US 11,721,091 B2
Clustering historical images using a convolutional neural net and labeled data bootstrapping
Laryn Brown, Highland, UT (US); Michael Murdock, Lehi, UT (US); Jack Reese, Lindon, UT (US); and Shawn Reid, Orem, UT (US)
Assigned to Ancestry.com Operations Inc., Lehi, UT (US)
Filed by Ancestry.com Operations Inc., Lehi, UT (US)
Filed on Jan. 26, 2021, as Appl. No. 17/158,801.
Application 17/158,801 is a continuation of application No. 16/397,114, filed on Apr. 29, 2019, granted, now 10,943,146.
Application 16/397,114 is a continuation of application No. 15/393,008, filed on Dec. 28, 2016, granted, now 10,318,846, issued on Jun. 11, 2019.
Prior Publication US 2021/0150262 A1, May 20, 2021
This patent is subject to a terminal disclaimer.
Int. Cl. G06V 10/82 (2022.01); G06F 18/40 (2023.01); G06V 10/778 (2022.01)

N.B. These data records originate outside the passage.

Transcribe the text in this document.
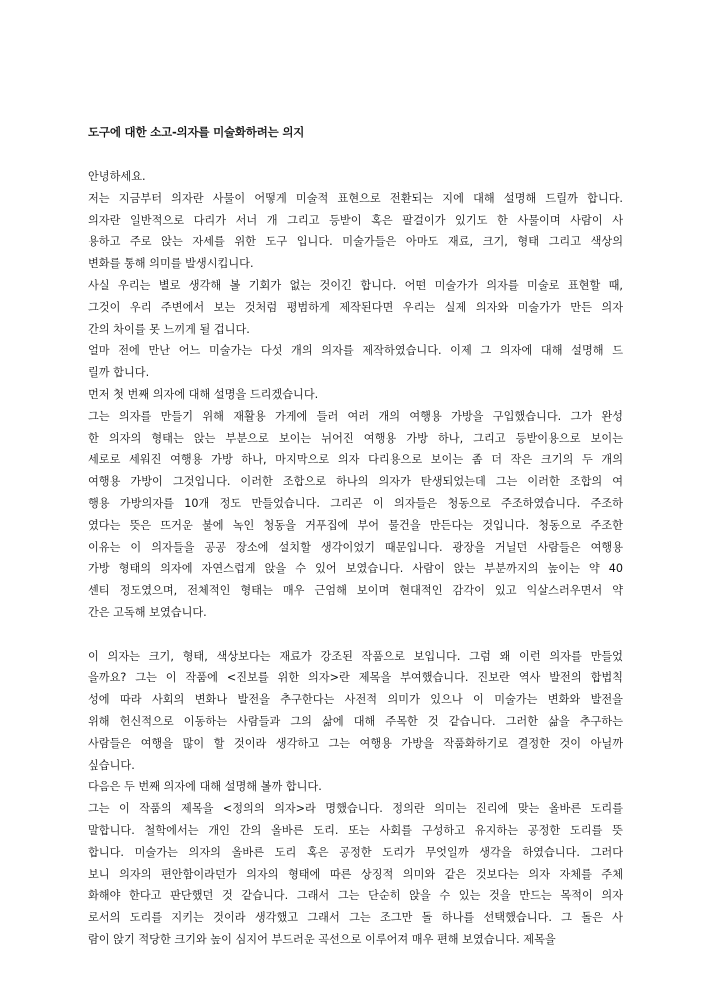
도구에 대한 소고-의자를 미술화하려는 의지
안녕하세요.
저는 지금부터 의자란 사물이 어떻게 미술적 표현으로 전환되는 지에 대해 설명해 드릴까 합니다.
의자란 일반적으로 다리가 서너 개 그리고 등받이 혹은 팔걸이가 있기도 한 사물이며 사람이 사
용하고 주로 앉는 자세를 위한 도구 입니다. 미술가들은 아마도 재료, 크기, 형태 그리고 색상의
변화를 통해 의미를 발생시킵니다.
사실 우리는 별로 생각해 볼 기회가 없는 것이긴 합니다. 어떤 미술가가 의자를 미술로 표현할 때,
그것이 우리 주변에서 보는 것처럼 평범하게 제작된다면 우리는 실제 의자와 미술가가 만든 의자
간의 차이를 못 느끼게 될 겁니다.
얼마 전에 만난 어느 미술가는 다섯 개의 의자를 제작하였습니다. 이제 그 의자에 대해 설명해 드
릴까 합니다.
먼저 첫 번째 의자에 대해 설명을 드리겠습니다.
그는 의자를 만들기 위해 재활용 가게에 들러 여러 개의 여행용 가방을 구입했습니다. 그가 완성
한 의자의 형태는 앉는 부분으로 보이는 뉘어진 여행용 가방 하나, 그리고 등받이용으로 보이는
세로로 세워진 여행용 가방 하나, 마지막으로 의자 다리용으로 보이는 좀 더 작은 크기의 두 개의
여행용 가방이 그것입니다. 이러한 조합으로 하나의 의자가 탄생되었는데 그는 이러한 조합의 여
행용 가방의자를 10개 정도 만들었습니다. 그리곤 이 의자들은 청동으로 주조하였습니다. 주조하
였다는 뜻은 뜨거운 불에 녹인 청동을 거푸집에 부어 물건을 만든다는 것입니다. 청동으로 주조한
이유는 이 의자들을 공공 장소에 설치할 생각이었기 때문입니다. 광장을 거닐던 사람들은 여행용
가방 형태의 의자에 자연스럽게 앉을 수 있어 보였습니다. 사람이 앉는 부분까지의 높이는 약 40
센티 정도였으며, 전체적인 형태는 매우 근엄해 보이며 현대적인 감각이 있고 익살스러우면서 약
간은 고독해 보였습니다.
이 의자는 크기, 형태, 색상보다는 재료가 강조된 작품으로 보입니다. 그럼 왜 이런 의자를 만들었
을까요? 그는 이 작품에 <진보를 위한 의자>란 제목을 부여했습니다. 진보란 역사 발전의 합법칙
성에 따라 사회의 변화나 발전을 추구한다는 사전적 의미가 있으나 이 미술가는 변화와 발전을
위해 헌신적으로 이동하는 사람들과 그의 삶에 대해 주목한 것 같습니다. 그러한 삶을 추구하는
사람들은 여행을 많이 할 것이라 생각하고 그는 여행용 가방을 작품화하기로 결정한 것이 아닐까
싶습니다.
다음은 두 번째 의자에 대해 설명해 볼까 합니다.
그는 이 작품의 제목을 <정의의 의자>라 명했습니다. 정의란 의미는 진리에 맞는 올바른 도리를
말합니다. 철학에서는 개인 간의 올바른 도리. 또는 사회를 구성하고 유지하는 공정한 도리를 뜻
합니다. 미술가는 의자의 올바른 도리 혹은 공정한 도리가 무엇일까 생각을 하였습니다. 그러다
보니 의자의 편안함이라던가 의자의 형태에 따른 상징적 의미와 같은 것보다는 의자 자체를 주체
화해야 한다고 판단했던 것 같습니다. 그래서 그는 단순히 앉을 수 있는 것을 만드는 목적이 의자
로서의 도리를 지키는 것이라 생각했고 그래서 그는 조그만 돌 하나를 선택했습니다. 그 돌은 사
람이 앉기 적당한 크기와 높이 심지어 부드러운 곡선으로 이루어져 매우 편해 보였습니다. 제목을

CPC G06V 10/82 (2022.01) [G06F 18/41 (2023.01); G06V 10/7788 (2022.01)] 20 Claims
OG exemplary drawing
 
1. A method of using pre-trained neural networks to train classifiers to classify images, the method comprising:
providing a plurality of genealogical images to an image classifier; and
for a genealogical image of the plurality of genealogical images:
creating a feature vector for the genealogical image using a feature extractor of the image classifier, wherein the feature extractor includes a pre-trained neural network previously trained to extract feature vectors from images within a non-genealogical image database;
based on the feature vector created using the feature extractor trained on the non-genealogical image database, assigning a label to the genealogical image using a feature classifier of the image classifier, wherein the feature classifier is separate from the feature extractor and the pre-trained neural network;
receiving a corrected label for the genealogical image;
determining an error between the label and the corrected label; and
adjusting the feature classifier to improve classification of genealogical images based on the error without adjustment to the feature extractor and the pre-trained neural network.